#27444 Expose multithreaded fflasffpack features
Expose multithreaded fflasffpack features
Authors:  Hongguang Zhu, Clément Pernet  Reviewers:  Luca De Feo 
Description
Dense linear algebra mod small p uses fflasffpack over float or double. This library support multithreading for some routines:
 matrixmatrix multiplication
 PLUQ decomposition
 etc.
This ticket proposes to expose these parallel variants to Sage user.
comment:9 Changed 3 years ago by
For the record: matrix multiplication over finite field works in parallel. The following experiment is on a 12 cores Intel skylakex server:
pernet@retourdest:~/soft/sage$ export OMP_NUM_THREADS=12;./sage ┌────────────────────────────────────────────────────────────────────┐ │ SageMath version 8.7.beta7, Release Date: 20190310 │ │ Using Python 2.7.15. Type "help()" for help. │ └────────────────────────────────────────────────────────────────────┘ ┏━━━━━━━━━━━━━━━━━━━━━━━━━━━━━━━━━━━━━━━━━━━━━━━━━━━━━━━━━━━━━━━━━━━━┓ ┃ Warning: this is a prerelease version, and it may be unstable. ┃ ┗━━━━━━━━━━━━━━━━━━━━━━━━━━━━━━━━━━━━━━━━━━━━━━━━━━━━━━━━━━━━━━━━━━━━┛ sage: a=random_matrix(GF(11),10000) sage: time b=a*a CPU times: user 23.3 s, sys: 405 ms, total: 23.7 s Wall time: 3.3 s
while on the same machine, on master we get:
sage: a=random_matrix(GF(11),10000) sage: time b=a*a CPU times: user 18.4 s, sys: 211 ms, total: 18.6 s Wall time: 18.7 s
The speedup of 6 for a 12 core machine is below what a selfstanding fflasffpack achieves. We need to investigate the reasons: alignment, strassenwinograd threshold, numa placement, etc.
I confirm that the branch successfullly parallizes det, rank and echelonize. However, in the current version of the branch, the matrix product is no longer parallelized. Could you revert the call to pfgemm?
comment:24 followup: ↓ 27 Changed 3 years ago by
I'm curious about these:
if m*n > 100000: sig_on()
Any reason not to always call sig_on()
?
Docs need updating.
EXAMPLES:
The number of processes is initialized to 1 (no parallelization) for each field (only tensor computations are implemented at the moment):
Also, it would be good to document in the matrix reference the availability of parallelism, like it is done in http://doc.sagemath.org/html/en/reference/tensor_free_modules/sage/tensor/modules/free_module_tensor.html#sage.tensor.modules.free_module_tensor.FreeModuleTensor.disp
comment:27 in reply to: ↑ 24 Changed 3 years ago by
Replying to defeo:
I'm curious about these:
if m*n > 100000: sig_on()Any reason not to always call
sig_on()
?
I guess the reason is to avoid the overhead of using the sigs when the call is with a tiny instance which runs almost instantly and will therefore have no chance of being interrupted.

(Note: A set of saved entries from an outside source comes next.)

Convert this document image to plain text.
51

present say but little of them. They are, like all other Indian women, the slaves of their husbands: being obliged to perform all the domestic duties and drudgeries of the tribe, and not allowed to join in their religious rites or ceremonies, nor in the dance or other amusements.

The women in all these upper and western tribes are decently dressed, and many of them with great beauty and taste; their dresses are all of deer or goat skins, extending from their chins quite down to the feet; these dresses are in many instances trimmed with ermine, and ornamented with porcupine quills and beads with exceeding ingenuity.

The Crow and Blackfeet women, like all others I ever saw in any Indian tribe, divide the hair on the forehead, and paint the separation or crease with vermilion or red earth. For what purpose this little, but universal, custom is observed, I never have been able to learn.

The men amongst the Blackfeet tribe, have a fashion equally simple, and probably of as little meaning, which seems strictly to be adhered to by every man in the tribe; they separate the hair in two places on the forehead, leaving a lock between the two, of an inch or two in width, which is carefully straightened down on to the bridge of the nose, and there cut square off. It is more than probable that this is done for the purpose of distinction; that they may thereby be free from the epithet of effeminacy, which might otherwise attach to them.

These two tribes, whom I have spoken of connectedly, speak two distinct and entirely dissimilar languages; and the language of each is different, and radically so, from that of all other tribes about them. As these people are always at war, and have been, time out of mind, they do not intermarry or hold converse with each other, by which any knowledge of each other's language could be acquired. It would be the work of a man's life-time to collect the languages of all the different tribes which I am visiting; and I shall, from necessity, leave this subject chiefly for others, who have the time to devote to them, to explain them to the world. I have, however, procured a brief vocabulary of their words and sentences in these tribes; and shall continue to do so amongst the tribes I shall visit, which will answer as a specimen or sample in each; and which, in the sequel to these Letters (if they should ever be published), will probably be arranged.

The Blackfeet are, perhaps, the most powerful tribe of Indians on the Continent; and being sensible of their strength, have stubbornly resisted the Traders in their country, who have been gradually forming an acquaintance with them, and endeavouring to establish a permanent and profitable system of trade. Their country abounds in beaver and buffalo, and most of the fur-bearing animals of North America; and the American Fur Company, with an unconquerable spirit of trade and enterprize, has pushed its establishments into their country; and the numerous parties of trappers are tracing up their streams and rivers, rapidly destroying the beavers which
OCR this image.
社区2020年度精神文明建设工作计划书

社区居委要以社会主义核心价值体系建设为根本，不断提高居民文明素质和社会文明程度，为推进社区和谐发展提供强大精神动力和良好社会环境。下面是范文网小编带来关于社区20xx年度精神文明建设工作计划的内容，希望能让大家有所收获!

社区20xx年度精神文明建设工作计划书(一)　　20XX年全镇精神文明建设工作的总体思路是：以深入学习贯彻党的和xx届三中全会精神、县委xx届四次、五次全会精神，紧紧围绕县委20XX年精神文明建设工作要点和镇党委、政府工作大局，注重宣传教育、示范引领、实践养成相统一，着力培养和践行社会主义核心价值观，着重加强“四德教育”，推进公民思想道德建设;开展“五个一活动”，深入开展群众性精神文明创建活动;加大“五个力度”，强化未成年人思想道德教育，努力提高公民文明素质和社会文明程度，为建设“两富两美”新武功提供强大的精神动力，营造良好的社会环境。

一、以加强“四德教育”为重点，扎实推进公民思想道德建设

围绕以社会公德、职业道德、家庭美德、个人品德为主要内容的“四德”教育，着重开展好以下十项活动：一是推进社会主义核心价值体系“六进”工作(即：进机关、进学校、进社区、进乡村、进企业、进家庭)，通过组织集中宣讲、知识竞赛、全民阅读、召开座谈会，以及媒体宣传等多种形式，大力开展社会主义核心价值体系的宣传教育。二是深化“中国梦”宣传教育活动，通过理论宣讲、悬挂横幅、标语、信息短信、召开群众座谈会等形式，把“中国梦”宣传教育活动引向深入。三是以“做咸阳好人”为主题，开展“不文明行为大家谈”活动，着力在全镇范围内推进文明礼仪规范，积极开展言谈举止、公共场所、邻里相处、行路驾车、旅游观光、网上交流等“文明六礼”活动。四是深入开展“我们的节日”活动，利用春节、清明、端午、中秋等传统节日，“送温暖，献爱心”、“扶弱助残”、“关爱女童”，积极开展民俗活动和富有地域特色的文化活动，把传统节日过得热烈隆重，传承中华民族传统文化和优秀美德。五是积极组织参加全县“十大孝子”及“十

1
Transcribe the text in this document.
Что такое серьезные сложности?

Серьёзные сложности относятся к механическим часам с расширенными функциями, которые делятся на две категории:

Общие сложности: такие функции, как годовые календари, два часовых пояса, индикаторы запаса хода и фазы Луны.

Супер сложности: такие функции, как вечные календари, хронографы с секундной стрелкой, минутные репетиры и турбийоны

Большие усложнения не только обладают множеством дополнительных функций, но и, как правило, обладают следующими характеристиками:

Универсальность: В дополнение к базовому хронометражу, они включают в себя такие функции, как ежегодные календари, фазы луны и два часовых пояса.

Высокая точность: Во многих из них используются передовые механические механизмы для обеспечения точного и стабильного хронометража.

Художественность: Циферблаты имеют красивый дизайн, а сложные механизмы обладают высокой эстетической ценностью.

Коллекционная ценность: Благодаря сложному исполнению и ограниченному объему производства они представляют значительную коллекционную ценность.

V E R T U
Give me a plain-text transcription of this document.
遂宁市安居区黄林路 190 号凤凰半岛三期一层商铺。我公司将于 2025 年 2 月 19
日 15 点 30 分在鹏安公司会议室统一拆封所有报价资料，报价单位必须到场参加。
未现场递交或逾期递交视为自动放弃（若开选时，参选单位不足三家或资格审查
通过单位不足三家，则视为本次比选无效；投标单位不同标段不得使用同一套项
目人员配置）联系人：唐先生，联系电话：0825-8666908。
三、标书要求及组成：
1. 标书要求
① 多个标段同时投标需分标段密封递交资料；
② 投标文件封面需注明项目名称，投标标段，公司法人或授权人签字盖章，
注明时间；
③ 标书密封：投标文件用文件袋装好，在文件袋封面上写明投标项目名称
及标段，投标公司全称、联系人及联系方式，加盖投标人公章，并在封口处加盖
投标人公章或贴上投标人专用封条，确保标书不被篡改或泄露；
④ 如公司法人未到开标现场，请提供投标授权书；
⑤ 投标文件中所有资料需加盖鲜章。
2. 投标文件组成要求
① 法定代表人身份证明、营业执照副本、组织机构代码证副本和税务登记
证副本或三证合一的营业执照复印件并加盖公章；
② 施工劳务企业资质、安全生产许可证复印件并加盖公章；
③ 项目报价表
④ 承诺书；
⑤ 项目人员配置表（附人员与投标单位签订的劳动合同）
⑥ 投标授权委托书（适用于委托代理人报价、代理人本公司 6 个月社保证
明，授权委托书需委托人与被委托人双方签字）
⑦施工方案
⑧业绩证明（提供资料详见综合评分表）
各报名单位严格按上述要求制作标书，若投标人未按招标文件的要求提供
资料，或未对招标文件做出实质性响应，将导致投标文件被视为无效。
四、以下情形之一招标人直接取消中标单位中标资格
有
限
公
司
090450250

@defeo: Doc fixed in the above commit. Should be good to go now.
The ticket has no authors?
I don't think this ticket should have removed disableopenmp
from the fflas_ffpack build without mention, because now it requires OpenMP support in any modules which link to it, and this doesn't seem to work properly.